In der Ausstellung Imitationen von Paul nimmt Philipp Gufler die vielschichtige Biografie Paul Hoeckers (1854–1910) zum Ausgangspunkt für einen Akt künstlerischer Identifikation. Die gezeigten Stoff- und Keramikarbeiten untersuchen, wie sich aus fragmentarischen, archivalischen Spuren neue Formen, Bilder und Erzählungen entwickeln lassen. Die Ausstellung mit Originalgemälden von Hoecker und Archivalien aus seinem Nachlass ist bis zum 4. Juli 2026 zu sehen.
Begleitend zur Ausstellung erscheint die Publikation Spuren von Paul | Traces of Paul (Splitter 19, Forum Queeres Archiv München und BQ, Berlin), die Ausstellung und Forschung als performative Kollektivarbeit verbindet. In der Vielstimmigkeit von Texten und Bildern erscheint Paul Hoecker als Teil eines offenen Prozesses fortlaufender historischer und künstlerischer Neubefragung. Die Publikation wird am 2. Mai um 15 Uhr in der Galerie BQ in Berlin präsentiert.
Zur Restauration des Grabsteins von Paul Hoecker


2025 besuchte die Paul Hoecker-Forschungsgruppe das Geburtshaus des Künstlers in Długopole Górne (bis 1945 Oberlangenau). Hier fand Paul Hoecker im Jahr 1910 seine letzte Ruhestätte. Der Familiengrabstein wurde noch zu Lebzeiten von Paul Hoecker gestaltet und steht als stilles Zeugnis für die vielschichtige deutsch-polnische Geschichte der Region.
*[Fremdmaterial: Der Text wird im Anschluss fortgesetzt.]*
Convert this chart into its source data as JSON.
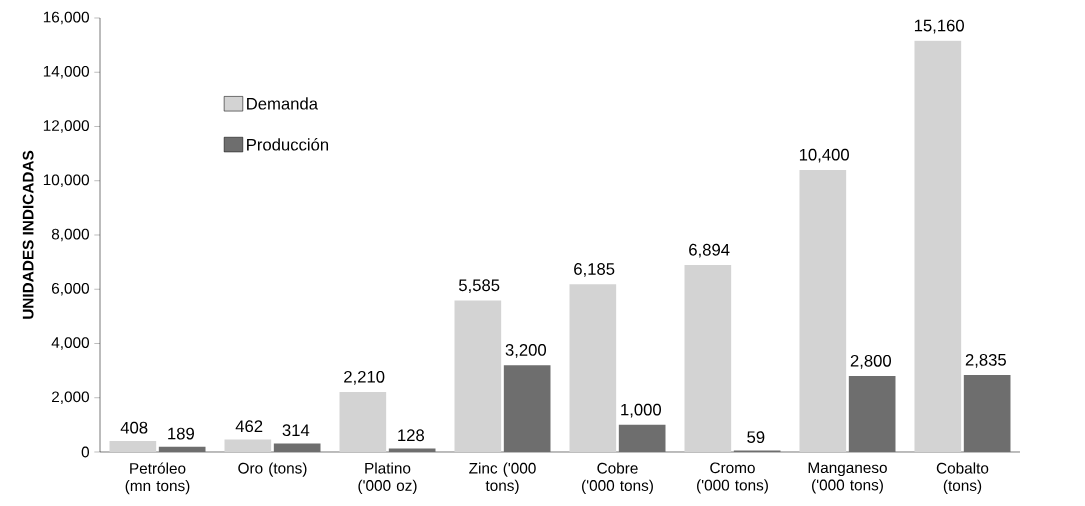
{
  "chart_data": {
    "type": "bar",
    "ylabel": "UNIDADES INDICADAS",
    "categories": [
      "Petróleo (mn tons)",
      "Oro (tons)",
      "Platino ('000 oz)",
      "Zinc ('000 tons)",
      "Cobre ('000 tons)",
      "Cromo ('000 tons)",
      "Manganeso ('000 tons)",
      "Cobalto (tons)"
    ],
    "series": [
      {
        "name": "Demanda",
        "color": "#d3d3d3",
        "values": [
          408,
          462,
          2210,
          5585,
          6185,
          6894,
          10400,
          15160
        ],
        "value_labels": [
          "408",
          "462",
          "2,210",
          "5,585",
          "6,185",
          "6,894",
          "10,400",
          "15,160"
        ]
      },
      {
        "name": "Producción",
        "color": "#6e6e6e",
        "values": [
          189,
          314,
          128,
          3200,
          1000,
          59,
          2800,
          2835
        ],
        "value_labels": [
          "189",
          "314",
          "128",
          "3,200",
          "1,000",
          "59",
          "2,800",
          "2,835"
        ]
      }
    ],
    "ylim": [
      0,
      16000
    ],
    "yticks": [
      0,
      {
        "value": 2000,
        "label": "2,000"
      },
      {
        "value": 4000,
        "label": "4,000"
      },
      {
        "value": 6000,
        "label": "6,000"
      },
      {
        "value": 8000,
        "label": "8,000"
      },
      {
        "value": 10000,
        "label": "10,000"
      },
      {
        "value": 12000,
        "label": "12,000"
      },
      {
        "value": 14000,
        "label": "14,000"
      },
      {
        "value": 16000,
        "label": "16,000"
      }
    ],
    "legend": "top left",
    "grid": false
  }
}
Durch das Bemühen der Forschungsgruppe wurde der Stein an der Grundfläche begradigt, der Zaun renoviert und das Denkmal vorsichtig gereinigt, so dass die Inschrift wieder gut lesbar ist.
Die Forschungsgruppe Paul Hoecker ist ein ehrenamtliches Forschungsprojekt am Forum Queeres Archiv München e.V. und besteht aus Stefan Gruhne, Philipp Gufler, Nicholas Maniu und Christina Spachtholz.